New features: head dimensions up to 256, multi-query attention

FlashAttention only supported head dimensions up to 128, which works for most models but a few were left out. FlashAttention-2 now supports head dimension up to 256, which means that models such as GPT-J, CodeGen and CodeGen2, and StableDiffusion 1.x can use FlashAttention-2 to get speedup and memory saving.

This new version also supports multi-query attention (MQA) as well as grouped-query attention (GQA). These are variants of attention where multiple heads of query attend to the same head of key and value, in order to reduce the size of KV cache during inference and can lead to significantly higher inference throughput.

Attention Benchmark

We measure the runtime of different attention methods on an A100 80GB SXM4 GPU for different settings (without / with causal mask, head dimension 64 or 128). We see that FlashAttention-2 is around 2x faster than FlashAttention (as well as its other implementations in the xformers library and in Triton, using the newest dev version as of July 14, 2023). Compared to a standard attention implementation in PyTorch, FlashAttention-2 can be up to 9x faster.

Here we show attention forward + backward speed on A100 80GB SXM4 GPU (BF16).

Just running the same implementation on H100 SXM5 GPUs (using no special instructions to make use of new hardware features such as TMA and 4th-gen Tensor Cores), we obtain up to 335 TFLOPs/s.

Here we show attention forward + backward speed on H100 SXM5 GPU (BF16).

When used to train a GPT-style model end-to-end, FlashAttention-2 helps achieve up to 225 TFLOPs/s on A100 GPU (72% model FLOPs utilization). This is a 1.3x end-to-end speedup over an already very optimized model with FlashAttention.

Model Baseline* FlashAttention FlashAttention-2
GPT3-1.3B 2k context 142 TFLOPs/s 189 TFLOPs/s 196 TFLOPs/s
GPT3-1.3B 8k context 72 TFLOPs/s 170 TFLOPs/s 220 TFLOPs/s
GPT3-2.7B 2k context 149 TFLOPs/s 189 TFLOPs/s 205 TFLOPs/s
GPT3-2.7B 8k context 80 TFLOPs/s 175 TFLOPs/s 225 TFLOPs/s

*Baseline: A popular training framework without FlashAttention.

Discussion and Future work

FlashAttention-2 is 2x faster than FlashAttention, which means that we can train models with 16k longer context for the same price as previously training a 8k context model. We’re excited about how this can be used to understand long books and reports, high resolution images, audio and video. FlashAttention-2 will also speed up training, finetuning, and inference of existing models.

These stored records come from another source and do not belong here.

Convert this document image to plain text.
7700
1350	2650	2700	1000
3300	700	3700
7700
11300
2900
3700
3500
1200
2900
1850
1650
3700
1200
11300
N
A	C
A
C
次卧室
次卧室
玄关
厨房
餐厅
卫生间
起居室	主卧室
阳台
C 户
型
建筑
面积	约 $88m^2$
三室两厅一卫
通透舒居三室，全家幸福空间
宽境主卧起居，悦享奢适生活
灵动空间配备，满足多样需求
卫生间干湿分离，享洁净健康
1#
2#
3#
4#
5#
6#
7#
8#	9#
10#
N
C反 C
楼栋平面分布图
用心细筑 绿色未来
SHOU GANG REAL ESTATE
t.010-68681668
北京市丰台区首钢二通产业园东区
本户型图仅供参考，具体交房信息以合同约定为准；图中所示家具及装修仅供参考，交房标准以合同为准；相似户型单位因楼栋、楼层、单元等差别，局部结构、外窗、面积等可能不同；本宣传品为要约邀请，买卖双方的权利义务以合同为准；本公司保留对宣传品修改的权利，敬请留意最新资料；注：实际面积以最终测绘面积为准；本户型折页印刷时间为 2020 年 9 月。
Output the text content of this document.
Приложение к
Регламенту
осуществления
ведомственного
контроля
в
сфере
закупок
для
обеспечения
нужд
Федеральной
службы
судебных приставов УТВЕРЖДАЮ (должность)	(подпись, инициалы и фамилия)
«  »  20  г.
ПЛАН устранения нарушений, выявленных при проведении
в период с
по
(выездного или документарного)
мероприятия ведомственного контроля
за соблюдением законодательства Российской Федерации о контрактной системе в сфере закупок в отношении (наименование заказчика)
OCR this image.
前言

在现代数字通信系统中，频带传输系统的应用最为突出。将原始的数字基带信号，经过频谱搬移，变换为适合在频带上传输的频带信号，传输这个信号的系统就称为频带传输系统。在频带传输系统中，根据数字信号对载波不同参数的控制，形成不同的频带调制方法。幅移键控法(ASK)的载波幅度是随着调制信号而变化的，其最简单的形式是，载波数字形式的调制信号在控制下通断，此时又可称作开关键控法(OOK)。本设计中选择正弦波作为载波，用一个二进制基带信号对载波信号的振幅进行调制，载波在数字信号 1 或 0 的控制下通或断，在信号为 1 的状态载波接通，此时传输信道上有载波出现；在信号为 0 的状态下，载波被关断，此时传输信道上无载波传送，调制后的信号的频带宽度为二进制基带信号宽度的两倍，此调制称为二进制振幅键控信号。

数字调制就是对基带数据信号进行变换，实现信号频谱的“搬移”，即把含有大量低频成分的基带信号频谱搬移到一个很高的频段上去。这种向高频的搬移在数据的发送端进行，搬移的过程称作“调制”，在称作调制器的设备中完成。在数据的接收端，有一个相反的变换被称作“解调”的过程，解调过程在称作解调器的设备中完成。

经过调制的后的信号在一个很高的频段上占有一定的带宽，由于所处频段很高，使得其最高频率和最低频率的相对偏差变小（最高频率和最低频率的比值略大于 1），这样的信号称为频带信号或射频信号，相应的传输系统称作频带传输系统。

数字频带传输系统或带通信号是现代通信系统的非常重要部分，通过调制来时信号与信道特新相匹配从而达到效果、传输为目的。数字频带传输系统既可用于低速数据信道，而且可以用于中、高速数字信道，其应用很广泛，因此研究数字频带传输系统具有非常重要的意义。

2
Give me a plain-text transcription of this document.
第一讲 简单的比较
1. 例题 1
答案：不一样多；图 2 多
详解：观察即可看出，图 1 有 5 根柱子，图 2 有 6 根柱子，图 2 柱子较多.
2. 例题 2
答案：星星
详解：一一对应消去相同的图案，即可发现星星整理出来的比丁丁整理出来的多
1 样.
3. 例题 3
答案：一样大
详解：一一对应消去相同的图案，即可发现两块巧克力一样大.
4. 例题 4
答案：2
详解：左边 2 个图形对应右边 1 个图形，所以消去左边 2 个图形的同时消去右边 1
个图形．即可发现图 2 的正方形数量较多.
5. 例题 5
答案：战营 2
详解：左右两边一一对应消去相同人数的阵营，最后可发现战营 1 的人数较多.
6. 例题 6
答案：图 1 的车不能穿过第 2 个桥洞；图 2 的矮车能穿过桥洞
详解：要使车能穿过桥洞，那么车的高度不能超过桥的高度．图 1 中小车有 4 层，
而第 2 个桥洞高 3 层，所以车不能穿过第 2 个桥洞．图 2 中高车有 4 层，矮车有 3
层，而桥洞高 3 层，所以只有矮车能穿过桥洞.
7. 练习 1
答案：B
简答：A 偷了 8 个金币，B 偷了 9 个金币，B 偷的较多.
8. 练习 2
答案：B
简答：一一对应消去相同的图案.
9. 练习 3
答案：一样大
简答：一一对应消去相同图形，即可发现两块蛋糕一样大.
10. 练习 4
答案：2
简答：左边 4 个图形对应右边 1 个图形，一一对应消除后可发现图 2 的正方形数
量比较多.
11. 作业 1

In the near future, we plan to collaborate with folks to make FlashAttention widely applicable in different kinds of devices (e.g. H100 GPUs, AMD GPUs), as well as new data types such as FP8. As an immediate next step, we plan to optimize FlashAttention-2 for H100 GPUs to use new hardware features (TMA, 4th-gen Tensor Cores, fp8). Combining the low-level optimizations in FlashAttention-2 with high-level algorithmic changes (e.g. local, dilated, block-sparse attention) could allow us to train AI models with much longer context. We’re also excited to work with compiler researchers to make these optimization techniques easily programmable.

Acknowledgment

We thank Phil Tillet and Daniel Haziza, who have implemented versions of FlashAttention in Triton and the xformers library. FlashAttention-2 was motivated by exchange of ideas between different ways that attention could be implemented. We are grateful to the Nvidia CUTLASS team (especially Vijay Thakkar, Cris Cecka, Haicheng Wu, and Andrew Kerr) for their CUTLASS library, in particular the CUTLASS 3.x release, which provides clean abstractions and powerful building blocks for the implementation of FlashAttention-2. We thank Driss Guessous for integrating FlashAttention to PyTorch. FlashAttention-2 has benefited from helpful discussions with Phil Wang, Markus Rabe, James Bradbury, Young-Jun Ko, Julien Launay, Daniel Hesslow, Michaël Benesty, Horace He, Ashish Vaswani, and Erich Elsen. Thanks to Stanford CRFM and Stanford NLP for the compute support. We thank Dan Fu and Christopher Ré for their collaboration, constructive feedback, and constant encouragement on this line of work of designing hardware-efficient algorithms. We thank Albert Gu and Beidi Chen for their helpful suggestions on early drafts of the FlashAttention-2 technical report.